4. Feed-Forward Network

Each encoder and decoder layer contains a feed-forward neural network that is applied to each position separately and identically:

class Feed_Forward(nn.Module):
    def __init__(self, d_model: int, d_ff: int, dropout: float):
        super().__init__()
        self.linear_layer_1 = nn.Linear(d_model, d_ff)
        self.linear_layer_2 = nn.Linear(d_ff, d_model)
        self.dropout = nn.Dropout(dropout)
        
    def forward(self, x):
        return self.linear_layer_2(self.dropout(torch.relu(self.linear_layer_1(x))))

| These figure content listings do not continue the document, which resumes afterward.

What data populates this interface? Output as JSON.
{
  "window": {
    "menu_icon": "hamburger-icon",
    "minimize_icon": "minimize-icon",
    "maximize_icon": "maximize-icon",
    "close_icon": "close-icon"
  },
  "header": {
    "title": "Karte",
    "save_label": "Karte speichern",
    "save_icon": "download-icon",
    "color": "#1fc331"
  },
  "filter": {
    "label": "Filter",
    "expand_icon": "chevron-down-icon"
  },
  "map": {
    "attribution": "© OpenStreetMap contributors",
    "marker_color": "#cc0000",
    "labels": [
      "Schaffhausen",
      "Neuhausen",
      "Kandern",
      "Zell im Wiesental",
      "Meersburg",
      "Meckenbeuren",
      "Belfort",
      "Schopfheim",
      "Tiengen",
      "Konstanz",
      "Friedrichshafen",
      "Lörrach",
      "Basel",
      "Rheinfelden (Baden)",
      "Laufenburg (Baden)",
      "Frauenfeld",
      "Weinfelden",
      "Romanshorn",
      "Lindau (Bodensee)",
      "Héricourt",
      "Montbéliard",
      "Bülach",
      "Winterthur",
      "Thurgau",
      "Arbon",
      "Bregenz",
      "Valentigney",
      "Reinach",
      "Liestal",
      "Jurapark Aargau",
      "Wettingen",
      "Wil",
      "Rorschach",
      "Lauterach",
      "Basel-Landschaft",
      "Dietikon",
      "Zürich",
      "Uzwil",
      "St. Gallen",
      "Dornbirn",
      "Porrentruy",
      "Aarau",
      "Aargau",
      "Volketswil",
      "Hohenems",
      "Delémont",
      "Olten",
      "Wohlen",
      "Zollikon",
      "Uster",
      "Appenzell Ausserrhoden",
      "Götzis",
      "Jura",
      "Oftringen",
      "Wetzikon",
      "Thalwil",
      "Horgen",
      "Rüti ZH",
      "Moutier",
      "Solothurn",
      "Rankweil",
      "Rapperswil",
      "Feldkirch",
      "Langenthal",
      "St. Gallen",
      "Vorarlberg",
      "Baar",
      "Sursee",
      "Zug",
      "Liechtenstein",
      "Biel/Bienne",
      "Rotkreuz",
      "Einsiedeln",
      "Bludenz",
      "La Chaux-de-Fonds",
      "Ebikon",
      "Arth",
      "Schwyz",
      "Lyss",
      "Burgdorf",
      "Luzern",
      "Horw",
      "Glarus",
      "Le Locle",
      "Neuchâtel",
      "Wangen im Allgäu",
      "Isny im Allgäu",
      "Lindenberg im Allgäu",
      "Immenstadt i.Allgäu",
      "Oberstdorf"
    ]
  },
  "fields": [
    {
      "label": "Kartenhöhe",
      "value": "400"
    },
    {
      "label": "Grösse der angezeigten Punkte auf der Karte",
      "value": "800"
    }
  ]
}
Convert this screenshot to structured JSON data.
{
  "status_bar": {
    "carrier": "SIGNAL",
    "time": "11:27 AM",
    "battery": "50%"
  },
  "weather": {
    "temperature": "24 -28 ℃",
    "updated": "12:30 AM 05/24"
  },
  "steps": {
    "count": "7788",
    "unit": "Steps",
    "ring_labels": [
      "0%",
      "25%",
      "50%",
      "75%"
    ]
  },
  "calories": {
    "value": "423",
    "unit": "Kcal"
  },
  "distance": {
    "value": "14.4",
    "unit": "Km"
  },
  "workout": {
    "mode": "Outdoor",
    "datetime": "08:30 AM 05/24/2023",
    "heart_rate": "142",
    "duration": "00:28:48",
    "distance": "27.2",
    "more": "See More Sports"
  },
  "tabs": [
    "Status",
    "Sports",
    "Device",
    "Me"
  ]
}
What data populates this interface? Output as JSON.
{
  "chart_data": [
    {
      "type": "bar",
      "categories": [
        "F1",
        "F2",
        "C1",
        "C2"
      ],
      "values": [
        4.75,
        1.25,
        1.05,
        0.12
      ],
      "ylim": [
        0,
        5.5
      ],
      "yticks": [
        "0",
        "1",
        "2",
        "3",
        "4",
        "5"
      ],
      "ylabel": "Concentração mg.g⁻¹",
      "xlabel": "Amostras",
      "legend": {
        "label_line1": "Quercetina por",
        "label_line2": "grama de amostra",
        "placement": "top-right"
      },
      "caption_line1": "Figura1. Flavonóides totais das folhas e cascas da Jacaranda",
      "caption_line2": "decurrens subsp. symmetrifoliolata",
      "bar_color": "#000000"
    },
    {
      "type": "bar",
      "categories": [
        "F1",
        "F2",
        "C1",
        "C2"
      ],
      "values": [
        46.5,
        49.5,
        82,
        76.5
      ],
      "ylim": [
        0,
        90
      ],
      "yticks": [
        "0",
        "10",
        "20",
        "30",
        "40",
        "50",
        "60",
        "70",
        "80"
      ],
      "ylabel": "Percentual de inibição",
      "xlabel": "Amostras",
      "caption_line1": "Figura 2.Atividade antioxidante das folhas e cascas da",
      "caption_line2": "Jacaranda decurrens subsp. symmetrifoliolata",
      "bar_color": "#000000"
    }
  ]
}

5. Residual Connection and Layer Normalization

Residual connections wrap around the sub-layers of each encoder and decoder layer, followed by layer normalization:

class Residual_Connection(nn.Module):
    def __init__(self, features: int, dropout: float):
        super().__init__()
        self.dropout = nn.Dropout(dropout)
        self.norm = Layer_Normalization(features)
        
    def forward(self, x, sublayer):
        return x + self.dropout(sublayer(self.norm(x)))

6. Encoder and Decoder

The encoder and decoder are composed of a stack of identical layers:

class Encoder(nn.Module):
    def __init__(self, features: int, layers: nn.ModuleList):
        super().__init__()
        self.layers = layers
        self.norm = Layer_Normalization(features)
        
    def forward(self, x, mask):
        for layer in self.layers:
            x = layer(x, mask)
        return self.norm(x)

7. Final Projection Layer

The final output is passed through a linear transformation layer to project the hidden states to the vocabulary size:

class Projection_layer(nn.Module):
    def __init__(self, d_model:int, vocab_size:int):
        super().__init__()
        self.projection = nn.Linear(d_model, vocab_size)
        
    def forward(self, x):
        return self.projection(x)

Building the Transformer

The build_transformer function initializes and returns a Transformer model:

def build_transformer(source_vocab_size, target_vocab_size, source_sequence_length, target_sequence_length, d_model=512, N_layers=6, h=8, dropout=0.1, d_ff=2048):
    source_embeddings = Input_Embedding(vocab_size=source_vocab_size, d_model=d_model)
    target_embeddings = Input_Embedding(vocab_size=target_vocab_size, d_model=d_model)
    source_pos = Positional_Encoding(d_model, source_sequence_length, dropout)
    target_pos = Positional_Encoding(d_model, target_sequence_length, dropout)

    encoder_blocks = [Encoder_Block(d_model, MultiHeadAttention(d_model, h, dropout), Feed_Forward(d_model, d_ff, dropout), dropout) for _ in range(N_layers)]
    decoder_blocks = [Decoder_Block(d_model, MultiHeadAttention(d_model, h, dropout), MultiHeadAttention(d_model, h, dropout), Feed_Forward(d_model, d_ff, dropout), dropout) for _ in range(N_layers)]
    
    encoder = Encoder(d_model, nn.ModuleList(encoder_blocks))
    decoder = Decoder(d_model, nn.ModuleList(decoder_blocks))
    
    projection_layer = Projection_layer(d_model, target_vocab_size)
    
    transformer = Transformer(encoder, decoder, source_embeddings, target_embeddings, source_pos, target_pos, projection_layer)
    
    for p in transformer.parameters():
        if p.dim() > 1:
            nn.init.xavier_uniform_(p)
    
    return transformer

Usage

  • Create a virtual environment

  • If you have uv installed:

    • uv venv
    • Activate with: .venv\scripts\activate
  • Create without uv:

    • python -m venv venv
  • Install PyTorch: PyTorch Installation

  • Clone the repository: git clone https://github.com/yourusername/transformer-pytorch.git

  • Import the build_transformer function and initialize the model with your desired configuration.

  • Train the model using your dataset.